Tuesday, January 18, 2011

The Government's Abeyance Motion in the DADT Litigation

By Mike Dorf

Last week the Justice Dep't asked the 9th Circuit to hold in abeyance the appeal of an earlier district court ruling invalidating Don't-Ask-Don't-Tell (DADT) while the steps to implement the policy's repeal are taken.  The plaintiffs Log Cabin Republicans oppose the motion on the ground that so long as DADT remains in effect--which it does given the statutorily prescribed delay in implementation along with an existing stay of the district court order--service members suffer unconstitutional harm under the policy, and so the appeal should proceed as scheduled.  All things considered, I think the government probably has the better of the argument here, although the question of when it is appropriate to continue litigating over a repealed law or policy can be complicated.

The decisive consideration here, I think, is the fact that DADT almost certainly will be gone before the current litigation can realistically be expected to conclude.  This is not a case in which P sues D to enjoin some action A by D, then D stops doing A, or agrees to stop doing A, the litigation is dropped, and then D goes back to doing A again, leading to a new cycle.  Delay of a month or so really will permanently moot the case, whereas proceeding on the 9th Circuit's expedited schedule would likely drag on for many more months, potentially years if the Supreme Court were to get involved either in the substantive or remedial issues.

Moreover, although this is not a factor that bears directly on the abeyance motion, it's also not clear to me that the interests of current and future gay and lesbian service members would be served by pressing on with the litigation.  In light of the deference traditionally shown to the political branches with respect to military matters, it's quite possible that the eventual outcome of DADT litigation would be upholding the policy.  By contrast, repeal of DADT can fairly be understood as an exercise in "constitutional politics."  Just as non-renewal of the Sedition Act in 1801 can be read to mean that the People judged the Act unconstitutional, so repeal of DADT can be read as a similar popular judgment with respect to that law.  If DADT were now to be upheld by the courts, that ruling might eclipse the popular judgment, devaluing it from an exercise in constitutional politics to a mere policy judgment.

But leaving well enough alone in this way is not always the right course.  Consider the coram nobis petition brought by Fred Korematsu to overturn his conviction nearly forty years after it was affirmed by the Supreme Court in the infamous case that bears his name.  As Judge Patel noted in her opinion granting relief, she could not change the legal principles announced in the 1944 ruling, though she could void the underlying factual determinations based on the misrepresentations in the record.  The case was worth bringing, in my view, because it nonetheless did "overturn" the earlier Supreme Court ruling, at least symbolically.  And that's despite the fact that even in 1944, even on the basis of a falsified record, Justices Roberts, Murphy, and Jackson could see their way to the right result.  As Jackson explained, the Korematsu ruling (as opposed to the underlying exclusion and internment) was an affront to justice by the courts, and so it took a judicial act to atone.

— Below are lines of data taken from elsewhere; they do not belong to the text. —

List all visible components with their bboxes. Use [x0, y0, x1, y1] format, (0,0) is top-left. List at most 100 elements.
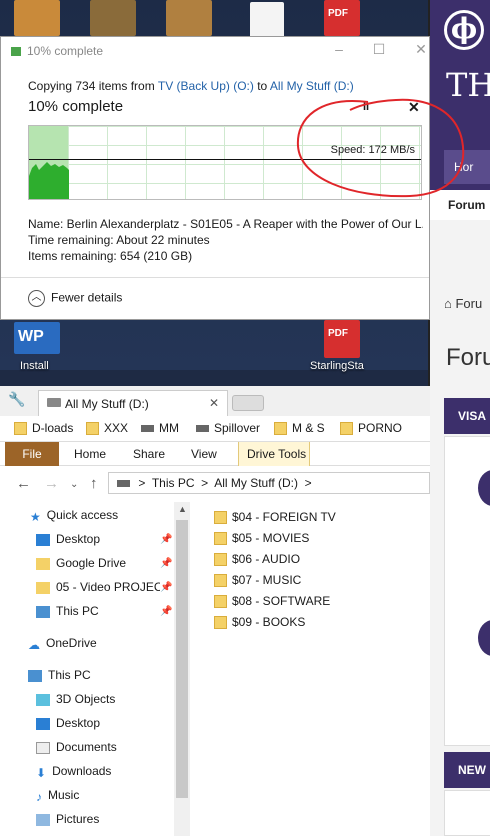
ribbon-tabs: File Home Share View Drive Tools — [0, 442, 430, 466]
favorite-label: XXX — [104, 421, 129, 435]
favorite-folder[interactable]: XXX — [86, 421, 129, 436]
nav-label: Pictures — [56, 812, 100, 826]
desktop-icon-thumbnail[interactable] — [166, 0, 212, 36]
nav-label: Desktop — [56, 716, 101, 730]
maximize-button[interactable]: ☐ — [369, 39, 389, 61]
pin-icon[interactable]: 📌 — [160, 606, 172, 617]
list-item[interactable]: $05 - MOVIES — [214, 531, 310, 546]
folder-name: $04 - FOREIGN TV — [232, 510, 336, 524]
list-item[interactable]: $08 - SOFTWARE — [214, 594, 330, 609]
back-arrow-icon[interactable]: ← — [16, 475, 31, 492]
destination-link[interactable]: All My Stuff (D:) — [270, 79, 354, 93]
speed-readout: Speed: 172 MB/s — [330, 144, 415, 156]
tab-view[interactable]: View — [191, 447, 217, 461]
forum-tab[interactable]: Forum — [430, 190, 490, 220]
nav-label: OneDrive — [46, 636, 97, 650]
favorite-folder[interactable]: M & S — [274, 421, 325, 436]
favorite-label: M & S — [292, 421, 325, 435]
folder-name: $05 - MOVIES — [232, 531, 310, 545]
forum-home-button[interactable]: Hor — [444, 150, 490, 184]
current-file-name: Name: Berlin Alexanderplatz - S01E05 - A… — [28, 217, 423, 231]
list-item[interactable]: $07 - MUSIC — [214, 573, 301, 588]
nav-video-project[interactable]: 05 - Video PROJECT — [36, 580, 160, 594]
forum-breadcrumb[interactable]: ⌂ Foru — [444, 296, 482, 311]
document-icon[interactable] — [250, 2, 284, 38]
address-row: ← → ⌄ ↑ > This PC > All My Stuff (D:) > — [0, 466, 430, 502]
folder-icon — [214, 574, 227, 588]
chevron-up-icon: ︿ — [28, 290, 45, 307]
nav-label: Music — [48, 788, 80, 802]
drive-icon — [47, 398, 61, 407]
forward-arrow-icon[interactable]: → — [44, 475, 59, 492]
breadcrumb-sep: > — [201, 476, 209, 490]
forum-logo[interactable]: ϕ — [444, 10, 484, 50]
tab-all-my-stuff[interactable]: All My Stuff (D:) ✕ — [38, 390, 228, 416]
speed-waveform — [29, 162, 69, 199]
folder-name: $06 - AUDIO — [232, 552, 301, 566]
copy-prefix: Copying 734 items from — [28, 79, 155, 93]
cancel-button[interactable]: ✕ — [408, 99, 420, 116]
desktop-icon-thumbnail[interactable] — [90, 0, 136, 36]
scrollbar-thumb[interactable] — [176, 520, 188, 798]
nav-label: Quick access — [46, 508, 119, 522]
breadcrumb-this-pc[interactable]: This PC — [152, 476, 195, 490]
folder-icon — [36, 581, 50, 594]
divider — [1, 277, 429, 278]
up-arrow-icon[interactable]: ↑ — [90, 475, 98, 492]
pin-icon[interactable]: 📌 — [160, 582, 172, 593]
address-bar[interactable]: > This PC > All My Stuff (D:) > — [108, 472, 430, 494]
nav-label: 05 - Video PROJECT — [56, 580, 160, 594]
new-tab-button[interactable] — [232, 395, 264, 411]
nav-label: Google Drive — [56, 556, 127, 570]
list-item[interactable]: $04 - FOREIGN TV — [214, 510, 336, 525]
scroll-up-arrow-icon[interactable]: ▲ — [178, 504, 187, 514]
time-remaining: Time remaining: About 22 minutes — [28, 233, 210, 247]
picture-icon — [36, 813, 50, 826]
list-item[interactable]: $06 - AUDIO — [214, 552, 301, 567]
favorite-label: PORNO — [358, 421, 403, 435]
nav-label: Desktop — [56, 532, 101, 546]
forum-card — [444, 790, 490, 836]
desktop-icon-label: StarlingSta — [310, 360, 364, 372]
folder-icon — [86, 422, 99, 436]
file-menu-button[interactable]: File — [5, 442, 59, 466]
source-link[interactable]: TV (Back Up) (O:) — [158, 79, 254, 93]
favorite-drive[interactable]: MM — [141, 421, 179, 435]
desktop-icon — [36, 717, 50, 730]
forum-heading: Foru — [446, 344, 490, 371]
tab-close-icon[interactable]: ✕ — [209, 396, 219, 410]
forum-section-bar[interactable]: NEW — [444, 752, 490, 788]
cloud-icon: ☁ — [28, 637, 40, 650]
transfer-speed-graph: Speed: 172 MB/s — [28, 125, 422, 200]
forum-page: ϕ TH Hor Forum ⌂ Foru Foru VISA NEW — [428, 0, 490, 836]
favorite-drive[interactable]: Spillover — [196, 421, 260, 435]
fewer-details-button[interactable]: ︿ Fewer details — [28, 290, 122, 307]
tab-drive-tools[interactable]: Drive Tools — [247, 447, 306, 461]
tab-home[interactable]: Home — [74, 447, 106, 461]
list-item[interactable]: $09 - BOOKS — [214, 615, 305, 630]
close-window-button[interactable]: ✕ — [411, 39, 431, 61]
breadcrumb-drive[interactable]: All My Stuff (D:) — [214, 476, 298, 490]
recent-chevron-down-icon[interactable]: ⌄ — [70, 479, 78, 490]
tab-share[interactable]: Share — [133, 447, 165, 461]
pdf-icon[interactable]: PDF — [324, 0, 360, 36]
copy-details: Name: Berlin Alexanderplatz - S01E05 - A… — [28, 216, 423, 264]
copy-progress-dialog: 10% complete – ☐ ✕ Copying 734 items fro… — [0, 36, 430, 320]
minimize-button[interactable]: – — [329, 39, 349, 61]
pin-icon[interactable]: 📌 — [160, 558, 172, 569]
folder-icon — [214, 532, 227, 546]
percent-complete: 10% complete — [28, 98, 124, 115]
tab-label: All My Stuff (D:) — [65, 397, 149, 411]
pin-icon[interactable]: 📌 — [160, 534, 172, 545]
wp-installer-icon[interactable]: WP — [14, 322, 60, 354]
favorites-bar: D-loads XXX MM Spillover M & S PORNO — [0, 416, 430, 442]
wrench-icon[interactable]: 🔧 — [8, 391, 25, 408]
pause-button[interactable]: II — [363, 101, 369, 113]
pdf-icon[interactable]: PDF — [324, 320, 360, 358]
forum-section-bar[interactable]: VISA — [444, 398, 490, 434]
favorite-folder[interactable]: D-loads — [14, 421, 73, 436]
desktop-icon-thumbnail[interactable] — [14, 0, 60, 36]
favorite-folder[interactable]: PORNO — [340, 421, 403, 436]
drive-icon — [196, 425, 209, 433]
folder-icon — [214, 595, 227, 609]
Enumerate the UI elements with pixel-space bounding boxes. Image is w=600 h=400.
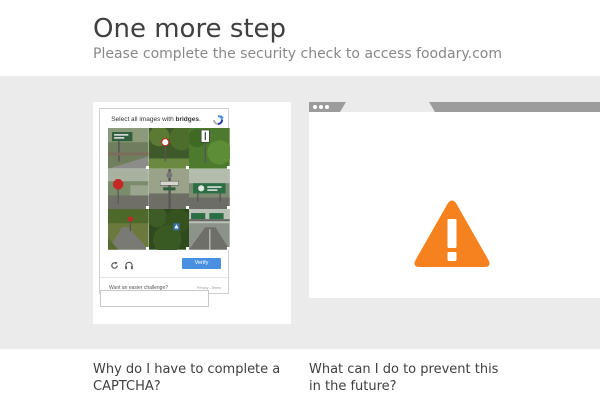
page-subtitle: Please complete the security check to ac… — [93, 46, 502, 62]
captcha-prompt-suffix: . — [198, 116, 201, 123]
captcha-prompt-target: bridges — [175, 116, 199, 123]
recaptcha-logo-icon — [213, 115, 224, 125]
browser-dot-icon — [313, 105, 317, 109]
highway-sign-tile-image — [189, 168, 230, 210]
page-title: One more step — [93, 14, 287, 44]
headphones-icon[interactable] — [124, 261, 134, 270]
trees-sign-tile-image — [189, 128, 230, 169]
highway-overpass-tile-image — [189, 209, 230, 250]
pole-street-sign-tile-image — [148, 168, 190, 210]
grid-tile-8[interactable] — [148, 209, 190, 250]
reload-icon[interactable] — [110, 261, 119, 270]
header: One more step Please complete the securi… — [0, 0, 600, 76]
captcha-prompt: Select all images with bridges. — [100, 116, 212, 123]
grid-tile-1[interactable] — [108, 128, 149, 169]
captcha-panel: Select all images with bridges. Verify W… — [93, 102, 291, 324]
recaptcha-widget: Select all images with bridges. Verify W… — [99, 108, 230, 294]
stop-sign-tile-image — [108, 168, 149, 210]
grid-tile-9[interactable] — [189, 209, 230, 250]
verify-button[interactable]: Verify — [182, 258, 221, 269]
grid-tile-2[interactable] — [148, 128, 190, 169]
browser-dot-icon — [319, 105, 323, 109]
grid-tile-4[interactable] — [108, 168, 149, 210]
browser-dot-icon — [325, 105, 329, 109]
image-grid — [108, 128, 230, 250]
captcha-prompt-prefix: Select all images with — [111, 116, 174, 123]
captcha-response-field[interactable] — [100, 290, 209, 307]
faq-why-captcha: Why do I have to complete a CAPTCHA? — [93, 362, 281, 394]
grid-tile-6[interactable] — [189, 168, 230, 210]
warning-icon — [414, 200, 490, 267]
browser-illustration — [309, 102, 600, 298]
road-grass-tile-image — [108, 209, 149, 250]
tree-road-sign-tile-image — [148, 128, 190, 169]
faq-prevent-future: What can I do to prevent this in the fut… — [309, 362, 499, 394]
browser-viewport — [309, 124, 600, 298]
forest-tile-image — [148, 209, 190, 250]
grid-tile-5[interactable] — [148, 168, 190, 210]
captcha-divider — [100, 277, 230, 278]
road-sign-tile-image — [108, 128, 149, 169]
grid-tile-3[interactable] — [189, 128, 230, 169]
browser-tab-shape — [340, 102, 435, 112]
browser-title-bar — [309, 102, 600, 112]
grid-tile-7[interactable] — [108, 209, 149, 250]
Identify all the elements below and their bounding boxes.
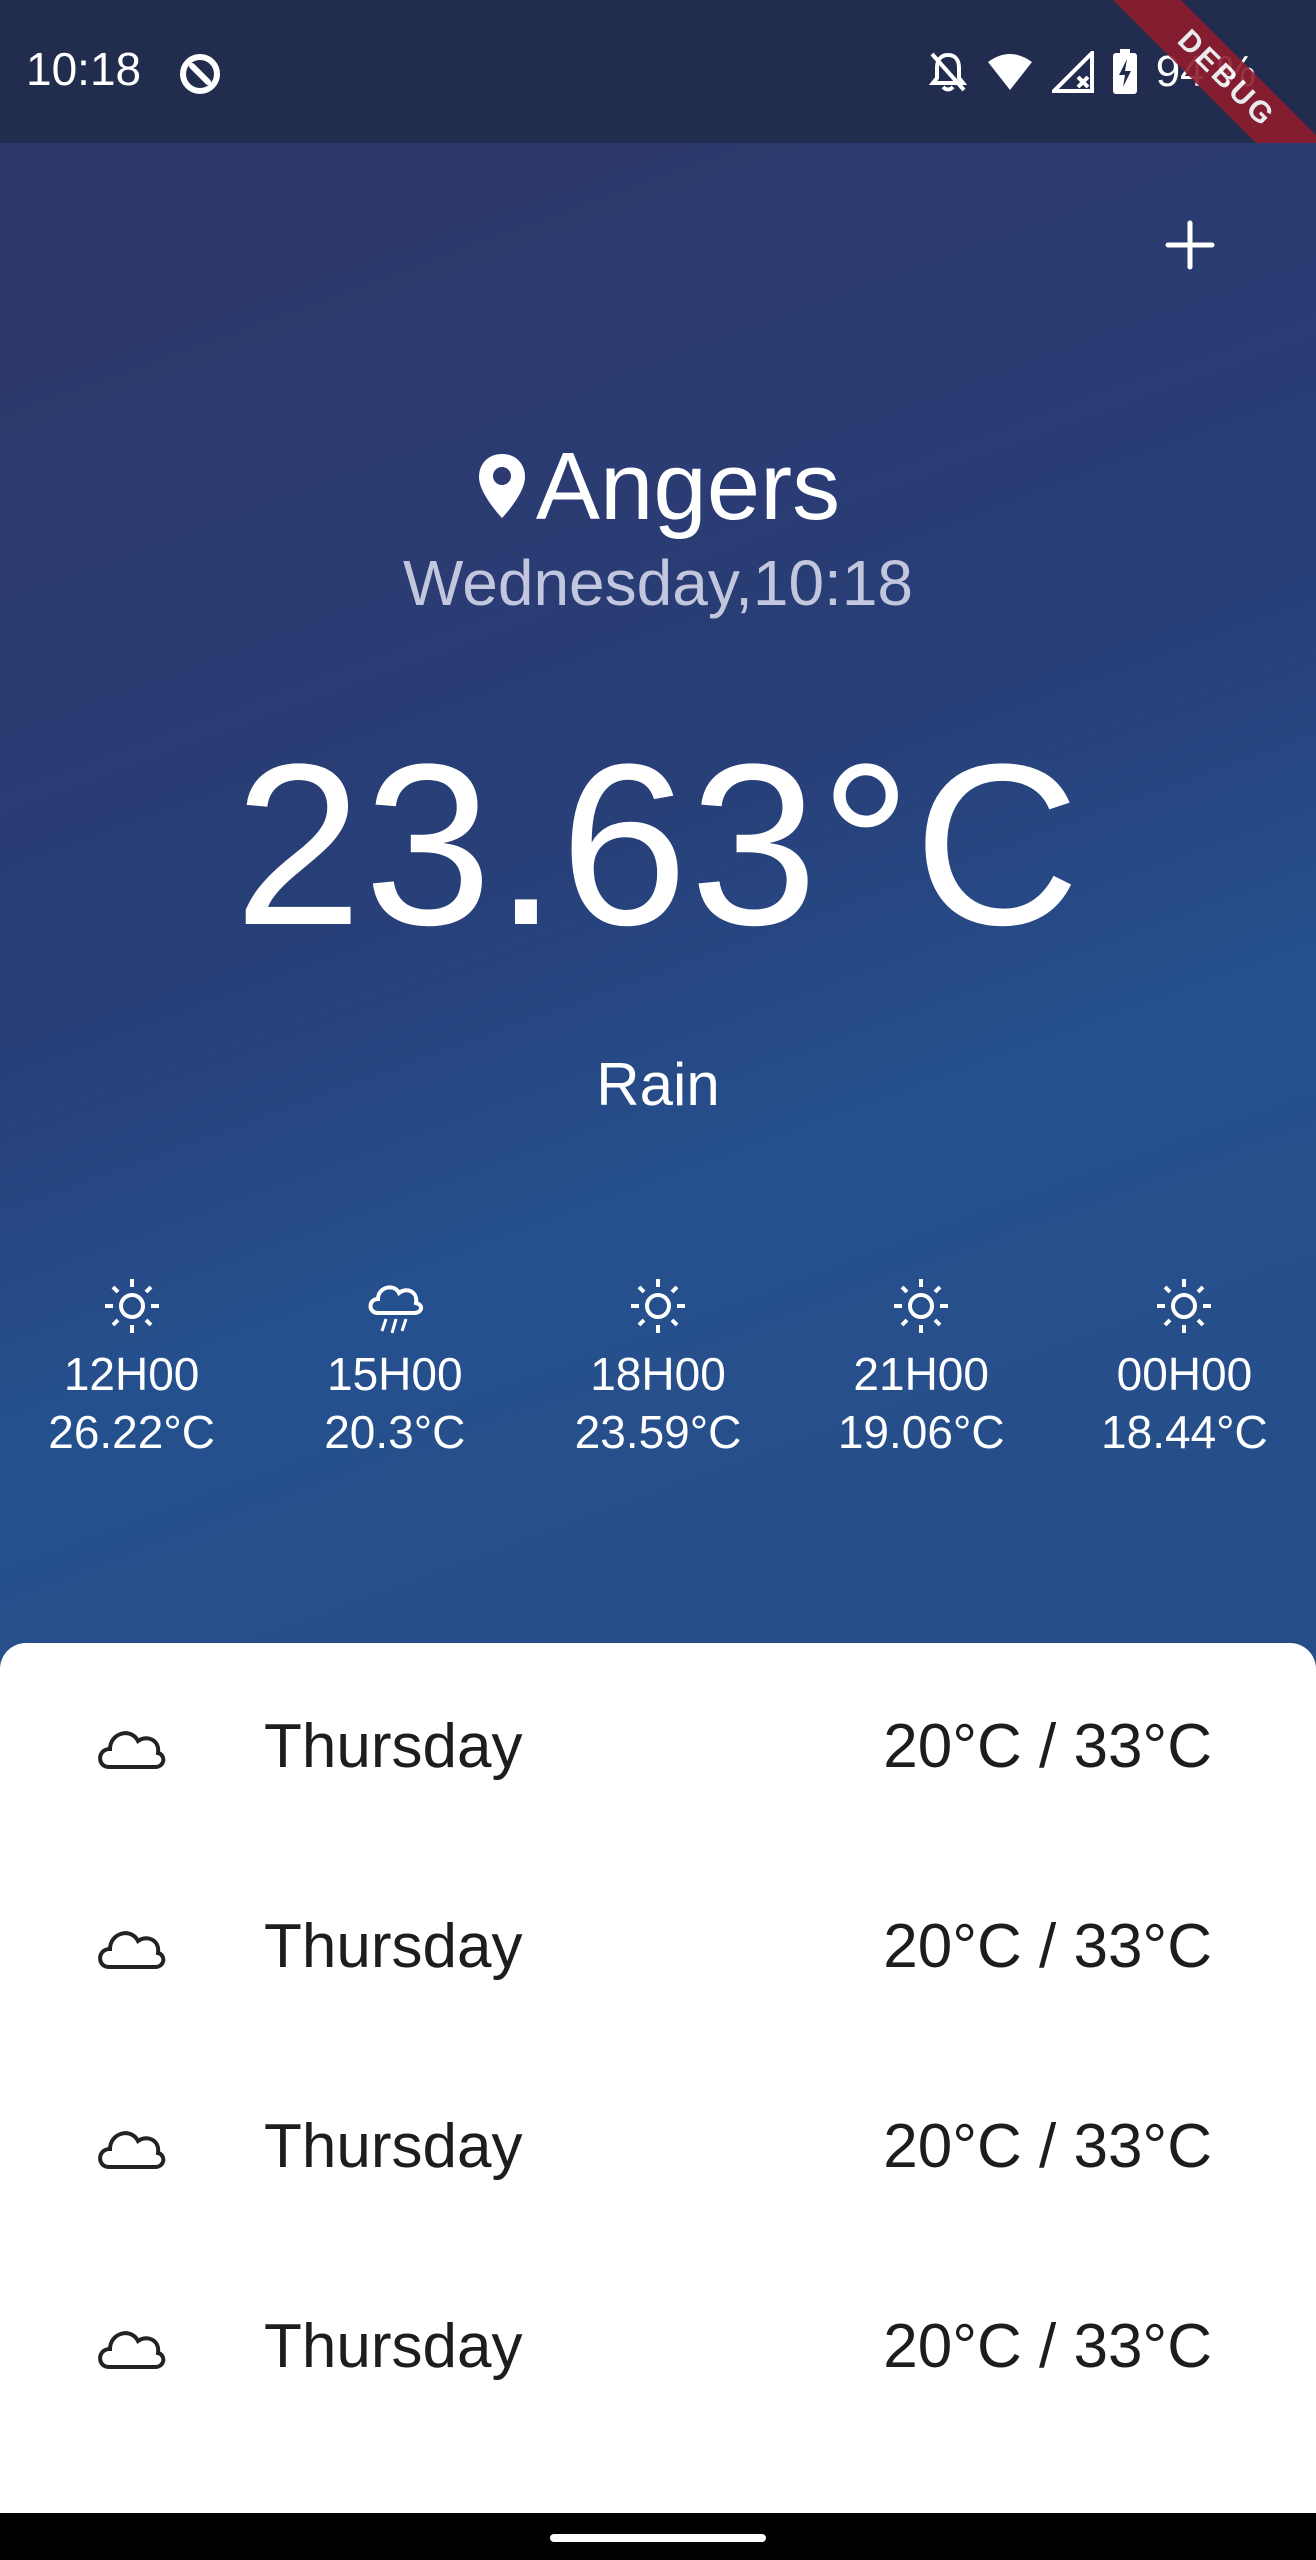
daily-forecast-sheet: Thursday 20°C / 33°C Thursday 20°C / 33°… (0, 1643, 1316, 2513)
city-name: Angers (535, 433, 841, 540)
hourly-forecast: 12H00 26.22°C 15H00 20.3°C 18H00 23.59°C… (0, 1275, 1316, 1461)
daily-day: Thursday (264, 1912, 523, 1981)
current-temperature: 23.63°C (234, 716, 1082, 973)
battery-charging-icon (1112, 49, 1137, 94)
signal-off-icon (1051, 51, 1094, 93)
map-pin-icon (478, 454, 525, 518)
daily-temp-range: 20°C / 33°C (883, 2112, 1212, 2181)
daily-temp-range: 20°C / 33°C (883, 2312, 1212, 2381)
daily-temp-range: 20°C / 33°C (883, 1912, 1212, 1981)
sun-icon (631, 1279, 685, 1333)
weather-condition: Rain (596, 1051, 720, 1118)
hourly-item: 00H00 18.44°C (1053, 1275, 1316, 1461)
status-bar: 10:18 94 % DEBUG (0, 0, 1316, 210)
home-gesture-handle[interactable] (550, 2534, 766, 2542)
sun-icon (104, 1279, 159, 1333)
add-city-button[interactable] (1158, 213, 1222, 277)
hourly-temp: 19.06°C (837, 1406, 1005, 1458)
hourly-item: 15H00 20.3°C (263, 1275, 526, 1461)
hourly-temp: 26.22°C (48, 1406, 215, 1458)
hourly-time: 18H00 (590, 1348, 726, 1400)
rain-cloud-icon (368, 1285, 423, 1334)
daily-day: Thursday (264, 2112, 523, 2181)
cloud-icon (98, 1731, 166, 1769)
sun-icon (1157, 1279, 1212, 1333)
hourly-item: 12H00 26.22°C (0, 1275, 263, 1461)
cloud-icon (98, 2131, 166, 2169)
daily-row[interactable]: Thursday 20°C / 33°C (0, 2083, 1316, 2203)
hourly-temp: 23.59°C (574, 1406, 742, 1458)
daily-day: Thursday (264, 1712, 523, 1781)
hourly-time: 15H00 (327, 1348, 463, 1400)
daily-row[interactable]: Thursday 20°C / 33°C (0, 2283, 1316, 2403)
sun-icon (894, 1279, 949, 1333)
hourly-item: 18H00 23.59°C (526, 1275, 789, 1461)
daily-row[interactable]: Thursday 20°C / 33°C (0, 1883, 1316, 2003)
cloud-icon (98, 2331, 166, 2369)
bell-off-icon (928, 52, 967, 92)
hourly-item: 21H00 19.06°C (790, 1275, 1053, 1461)
location-row: Angers (0, 432, 1316, 542)
hourly-time: 21H00 (853, 1348, 989, 1400)
hourly-time: 00H00 (1116, 1348, 1253, 1400)
hourly-time: 12H00 (63, 1348, 200, 1400)
daily-temp-range: 20°C / 33°C (883, 1712, 1212, 1781)
cloud-icon (98, 1931, 166, 1969)
daily-day: Thursday (264, 2312, 523, 2381)
date-time: Wednesday,10:18 (403, 547, 913, 619)
status-time: 10:18 (26, 43, 142, 95)
wifi-icon (987, 54, 1032, 90)
daily-row[interactable]: Thursday 20°C / 33°C (0, 1683, 1316, 1803)
hourly-temp: 20.3°C (324, 1406, 466, 1458)
app-notification-icon (180, 54, 220, 94)
hourly-temp: 18.44°C (1101, 1406, 1268, 1458)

Whether the district court decision in the coram nobis proceeding was sufficient atonement is an open question.  The Supreme Court has never formally overruled Korematsu--and the modern doctrine applying principles of equal protection against the federal government as well as the strict scrutiny test itself are arguably traceable to the opinion.  But it is also true that the actual holding of the case has not been invoked favorably in many years.  Citations of Korematsu, when they appear in the U.S. Reports, are negative citations, typically used by dissenters accusing their colleagues in the majority of something dreadful, in the same way that Dred Scott, Plessy, and Lochner are cited.

There is no comparably well-known martyr to DADT--although certainly many of the patriotic men and women who have been discharged under the policy would be candidates to bring actions to clear their names.   But I'd prefer to see them vindicated by the armed forces themselves--or better yet, by Congress: Many in the services have long regarded DADT as foolishness imposed on them by the political branches.  It is a small blessing that during the many years that gay and lesbian Americans were prevented from serving their country, the Supreme Court never took the opportunity to sanctify that injustice, and so it need not now make amends.